La perte d'habitat, combinée au changement climatique, est une des causes principales de la disparition des oiseaux dans le monde, soulignent les scientifiques.

Chaleurs extrêmes

Début août, une étude parue dans la revue scientifique Nature Ecology & Evolution expliquait que les chaleurs extrêmes liées au changement climatique dans les régions tropicales y avaient entraîné, entre 1950 et 2020, la réduction de 25 à 38 % des effectifs d'oiseaux.

En janvier, l'agence guadeloupéenne de la biodiversité a publié un indicateur sur l'état des oiseaux dans l'archipel. Le constat est sans appel : sur 295 espèces recensées, 18 % sont menacées, selon le document.

« Même sur les espèces non menacées, on constate une diminution », note Anthony Levesque, ornithologue en Guadeloupe, notant des baisses de 20 % à « plus de 40 % » sur plusieurs espèces communes.

Parmi elles, deux espèces de colibris, le sucrier à ventre jaune et la paruline jaune, affectés par « le changement des régimes de pluie, la disparition des insectes », la déforestation ou la prédation des chats.

Chasse

La chasse accentue encore la pression, ajoute-t-il.

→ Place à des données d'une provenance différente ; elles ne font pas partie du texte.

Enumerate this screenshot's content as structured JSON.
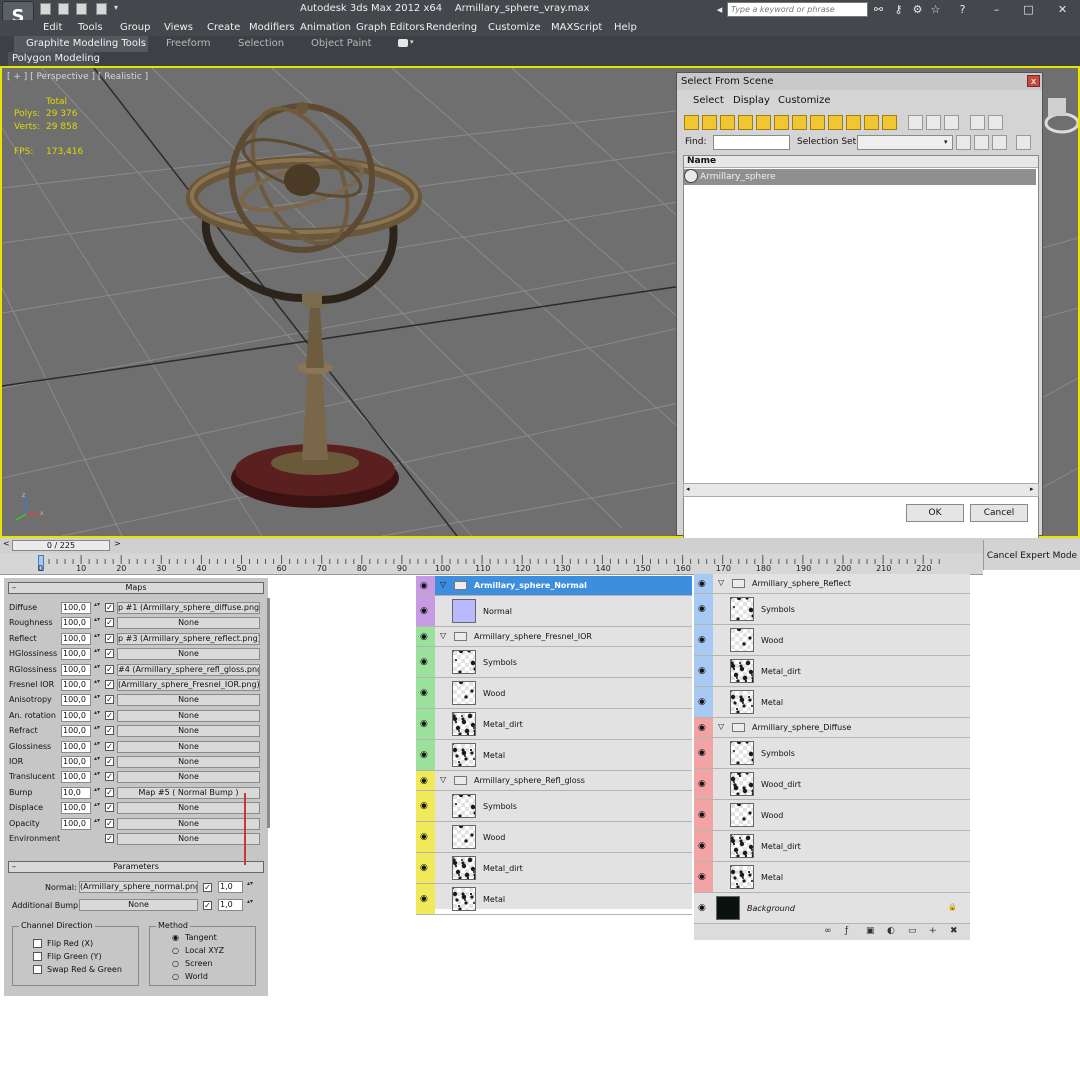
{
  "app": {
    "title": "Autodesk 3ds Max  2012 x64",
    "file": "Armillary_sphere_vray.max",
    "logo": "S",
    "search_placeholder": "Type a keyword or phrase"
  },
  "menu": [
    "Edit",
    "Tools",
    "Group",
    "Views",
    "Create",
    "Modifiers",
    "Animation",
    "Graph Editors",
    "Rendering",
    "Customize",
    "MAXScript",
    "Help"
  ],
  "ribbon": {
    "tabs": [
      "Graphite Modeling Tools",
      "Freeform",
      "Selection",
      "Object Paint"
    ],
    "sub": "Polygon Modeling"
  },
  "viewport": {
    "label": "[ + ] [ Perspective ] [ Realistic ]",
    "stats_header": "Total",
    "polys_label": "Polys:",
    "polys": "29 376",
    "verts_label": "Verts:",
    "verts": "29 858",
    "fps_label": "FPS:",
    "fps": "173,416"
  },
  "select_scene": {
    "title": "Select From Scene",
    "close": "x",
    "menu": [
      "Select",
      "Display",
      "Customize"
    ],
    "find_label": "Find:",
    "selection_set_label": "Selection Set:",
    "column": "Name",
    "items": [
      "Armillary_sphere"
    ],
    "ok": "OK",
    "cancel": "Cancel"
  },
  "timeline": {
    "frame": "0 / 225",
    "cancel_expert": "Cancel Expert Mode",
    "ticks": [
      "0",
      "10",
      "20",
      "30",
      "40",
      "50",
      "60",
      "70",
      "80",
      "90",
      "100",
      "110",
      "120",
      "130",
      "140",
      "150",
      "160",
      "170",
      "180",
      "190",
      "200",
      "210",
      "220"
    ]
  },
  "material": {
    "maps_title": "Maps",
    "maps": [
      {
        "label": "Diffuse",
        "value": "100,0",
        "map": "p #1 (Armillary_sphere_diffuse.png)"
      },
      {
        "label": "Roughness",
        "value": "100,0",
        "map": "None"
      },
      {
        "label": "Reflect",
        "value": "100,0",
        "map": "p #3 (Armillary_sphere_reflect.png)"
      },
      {
        "label": "HGlossiness",
        "value": "100,0",
        "map": "None"
      },
      {
        "label": "RGlossiness",
        "value": "100,0",
        "map": "#4 (Armillary_sphere_refl_gloss.png)"
      },
      {
        "label": "Fresnel IOR",
        "value": "100,0",
        "map": "(Armillary_sphere_Fresnel_IOR.png)"
      },
      {
        "label": "Anisotropy",
        "value": "100,0",
        "map": "None"
      },
      {
        "label": "An. rotation",
        "value": "100,0",
        "map": "None"
      },
      {
        "label": "Refract",
        "value": "100,0",
        "map": "None"
      },
      {
        "label": "Glossiness",
        "value": "100,0",
        "map": "None"
      },
      {
        "label": "IOR",
        "value": "100,0",
        "map": "None"
      },
      {
        "label": "Translucent",
        "value": "100,0",
        "map": "None"
      },
      {
        "label": "Bump",
        "value": "10,0",
        "map": "Map #5  ( Normal Bump )"
      },
      {
        "label": "Displace",
        "value": "100,0",
        "map": "None"
      },
      {
        "label": "Opacity",
        "value": "100,0",
        "map": "None"
      },
      {
        "label": "Environment",
        "value": "",
        "map": "None"
      }
    ],
    "params_title": "Parameters",
    "normal_label": "Normal:",
    "normal_map": "(Armillary_sphere_normal.png)",
    "normal_value": "1,0",
    "addbump_label": "Additional Bump:",
    "addbump_map": "None",
    "addbump_value": "1,0",
    "channel_title": "Channel Direction",
    "channel_opts": [
      "Flip Red (X)",
      "Flip Green (Y)",
      "Swap Red & Green"
    ],
    "method_title": "Method",
    "method_opts": [
      "Tangent",
      "Local XYZ",
      "Screen",
      "World"
    ],
    "method_selected": "Tangent"
  },
  "layers_left": {
    "groups": [
      {
        "name": "Armillary_sphere_Normal",
        "color": "#c79be3",
        "selected": true,
        "items": [
          "Normal"
        ]
      },
      {
        "name": "Armillary_sphere_Fresnel_IOR",
        "color": "#9be09b",
        "selected": false,
        "items": [
          "Symbols",
          "Wood",
          "Metal_dirt",
          "Metal"
        ]
      },
      {
        "name": "Armillary_sphere_Refl_gloss",
        "color": "#f0ea5a",
        "selected": false,
        "items": [
          "Symbols",
          "Wood",
          "Metal_dirt",
          "Metal"
        ]
      }
    ]
  },
  "layers_right": {
    "groups": [
      {
        "name": "Armillary_sphere_Reflect",
        "color": "#a8c9f2",
        "items": [
          "Symbols",
          "Wood",
          "Metal_dirt",
          "Metal"
        ]
      },
      {
        "name": "Armillary_sphere_Diffuse",
        "color": "#f2a3a3",
        "items": [
          "Symbols",
          "Wood_dirt",
          "Wood",
          "Metal_dirt",
          "Metal"
        ]
      }
    ],
    "background": "Background"
  },
  "colors": {
    "viewport_border": "#e8e400",
    "selected_layer": "#3e8ede"
  }
}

Les « oiseaux de rivages » sont prisés des chasseurs. "L'espèce des bécasseaux maubèches (désormais totalement protégée, ndlr) a diminué de 95 % en 50 ans », note le scientifique.

En 2024, un conflit avait éclaté autour de l'autorisation de chasse de certains oiseaux accordée par la préfecture, dont l'arrêté avait été suspendu par le tribunal administratif.

Le ministère de la Transition écologique avait finalement autorisé à nouveau la chasse, malgré l'inscription sur la liste rouge de l'UICN de certaines espèces et les suivis de populations montrant leur diminution. Au grand dam des scientifiques.